Autore:
Paolo Sardi

A RUOLI INVERTITI Se per una volta fosse la macchina a dover scrivere qualcosa di chi la prova, credo proprio che la Suzuki Jimny 1.3 VVT direbbe di me peste e corna. Alla nostra prima uscita, la giapponesina mi doveva accompagnare in aeroporto e io, dopo essere uscito senza in dovuto anticipo, mi sono accorto di aver scordato a casa il cellulare quando eravamo già in viaggio da dieci minuti: dietrofront e poi via, di nuovo verso Malpensa a perdifiato, per arrivare al pelo, a imbarco ormai iniziato.

GIRAMENTO DI… PISTONI E se c’è proprio una cosa la Jimny non sopporta è che le si metta fretta e che le si tiri il collo in autostrada. Bisogna capirla: corta, alta e stretta, non ha proprio il fisico della passista. Sarebbe un po’ come pretendere di trasformare in cestita uno come Jury Chechi: tempo sprecato. Così, buttata con gran giramento di pistoni in corsia di sorpasso, la Suzuki Jimny 1.3 VVT alza la voce, tracanna ben più dei 7,1 litri dichiarati in media ogni 100 km e ondeggia svogliatamente da una parte all’altra, richiedendo continue correzioni con lo sterzo, che su strada non è né preciso né sensibile.

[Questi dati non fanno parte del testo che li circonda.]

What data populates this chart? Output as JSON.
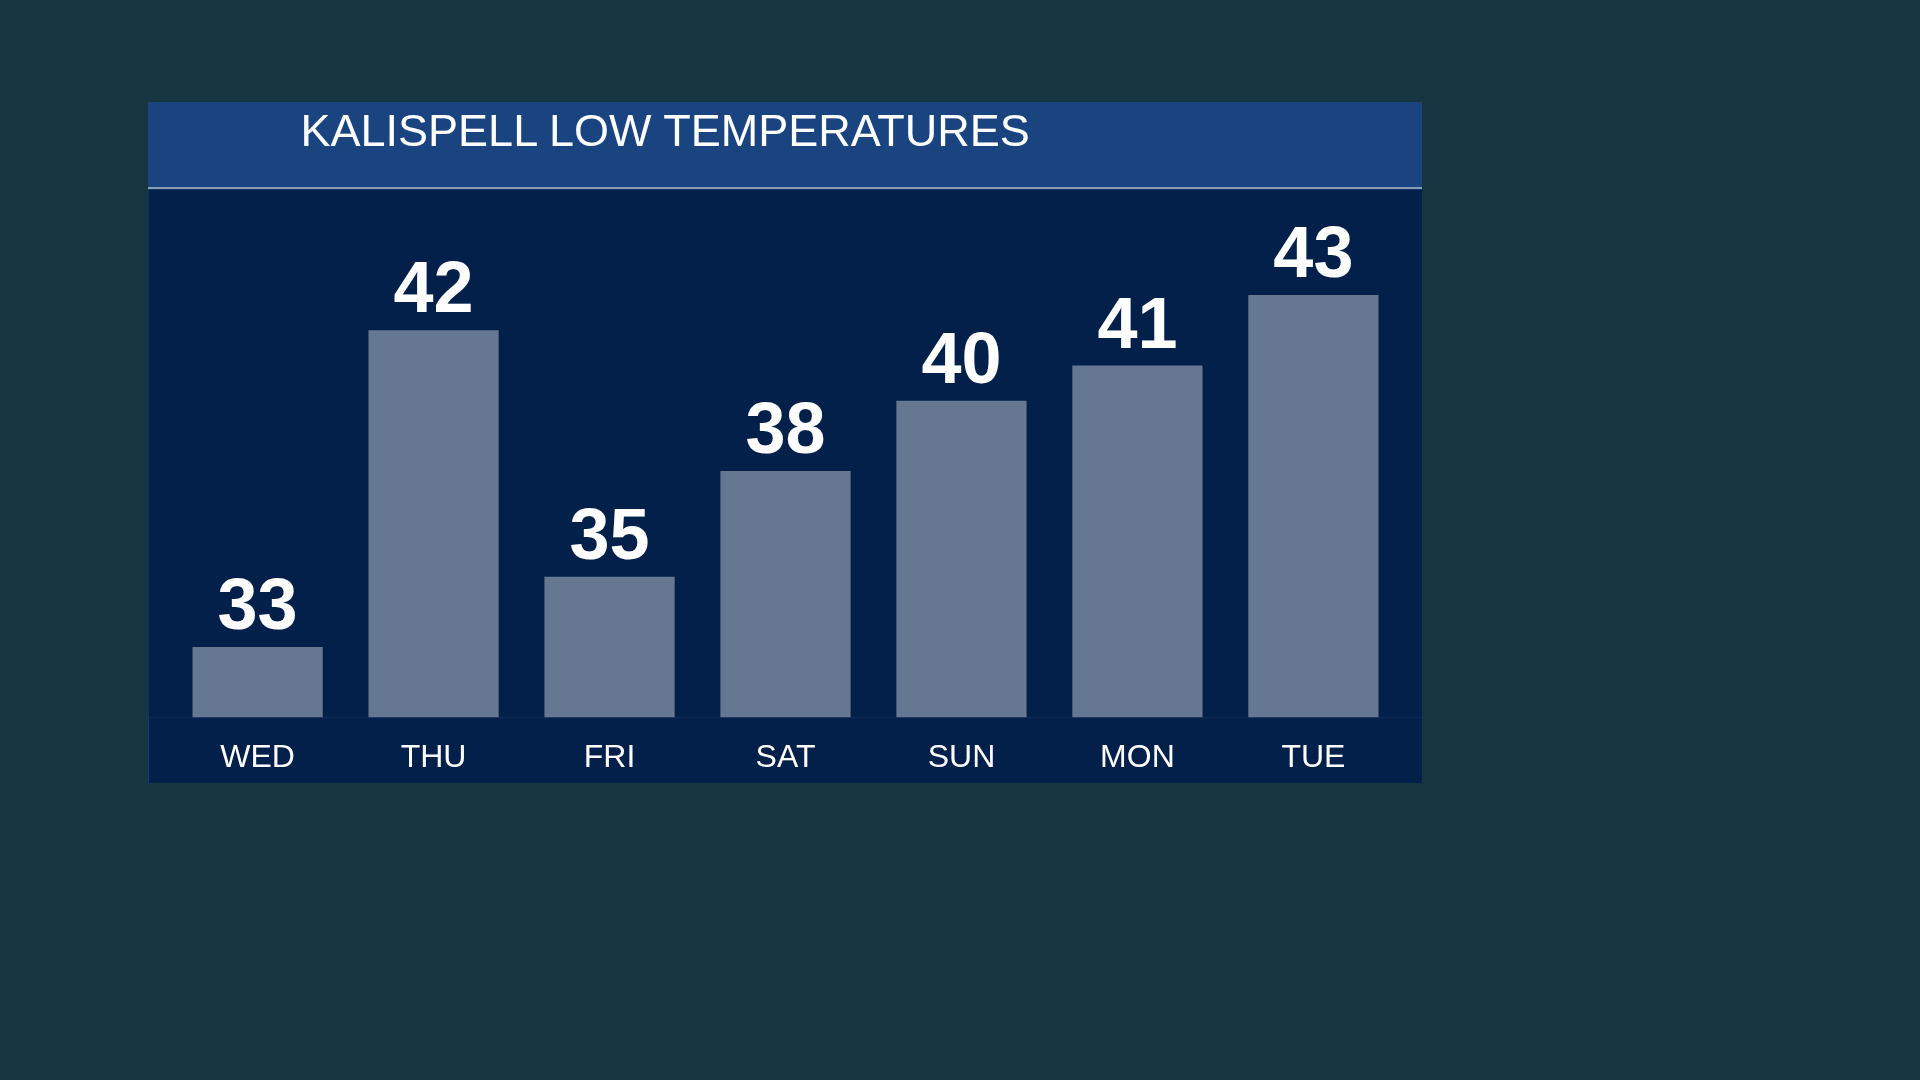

VECCHIA MANIERA Inutile girarci attorno: in un mercato che vede un gran proliferare di proposte che fanno finta di fare le fuoristrada, la Jimny continua a muoversi nel solco della tradizione Suzuki, dimostrandosi una offroad vecchia maniera, anche se in formato tascabile. Così forse non farà breccia nel cuore delle mamme pettinatissime che si accalcano con i suv fuori dalle scuole, senza sapere quanto potrebbero far loro comodo dimensioni compatte e un diametro di sterzata da carrello del supermercato. Tuttavia la Jimny potrà sempre contare su un manipolo di aficionados che l’apprezzano per quello che è: un mezzo semplice e agilissimo, che non fa una piega nemmeno davanti agli ostacoli più impegnativi.

RAPPORTI CORTI Il motore, come detto, non ama girare alto - nonostante la coppia massima si ottenga sulla carta a 4.100 giri - ma ai bassi risponde prontamente, ben più di quanto lascerebbe supporre la sua cilindrata ridotta, aiutato da rapporti decisamente corti. Anche francobollando l’acceleratore al pavimento la velocità massima è nell’ordine dei 140 km/h effettivi. Il resto lo fa la trasmissione, che può scaricare la coppia sulle sole ruote posteriori o su tutte e quattro, con due modalità 4WD e 4WD-L(ow), per le situazioni semplici e per quelle più impegnative, con tanto di riduttore.

MANEGGIARE CON CURA Per un uso estremo, chiaramente sono indispensabili pneumatici ad hoc ma anche con una gommatura quattro stagioni la Jimny affronta serena pendenze importanti e terreni a bassa aderenza, complice un peso dichiarato di 1.135 kg, in ordine di marcia e con tanto di conducente a bordo. Se a occhio si coglie al volo come gli sbalzi siano minimi, la scheda tecnica snocciola angoli caratteristici da mezzo professionale: attacco 34°, dosso 31° e uscita 46°. Una grossa mano la dà poi la carrozzeria snella, che permette d’infilarsi nei passaggi più angusti. Certo, lo scotto da pagare è un’abitabilità ridotta, per i passeggeri, così come per i bagagli ma si sa come la botte piena non si possa avere con la moglie ubriaca. Se fuori dall’asfalto è quasi inarrestabile, su strada la Jimny consiglia invece una certa prudenza. La tenuta di strada è sufficiente e nulla più e una volta persa aderenza le manovre di recupero possono diventare impegnative, anche perché le carreggiate sono strette e l’altezza minima da terra è di quasi 20 cm.

SEMPREVERDE In definitiva, la Suzuki Jimny 1.3 VVT si dimostra un mezzo dalla spiccata personalità, che da una quindicina d’anni va dritta per la sua strada, per quanto impervia possa essere, e che se ne infischia delle mode.  Campionessa di agilità, chiede di essere trattata e giudicata per quello che è: una fuoristradina capace di regalare infinite soddisfazioni quando l’asfalto finisce e che su strada mostra naturalmente qualche limite. Il prezzo non è certo a buon mercato, se si paragona a quello delle crossover più moderne, visto che per l’allestimento base si parte comunque da 17.200 euro. Tuttavia qui si porta a casa un mezzo quasi specialistico e ciò la fa una bella differenza.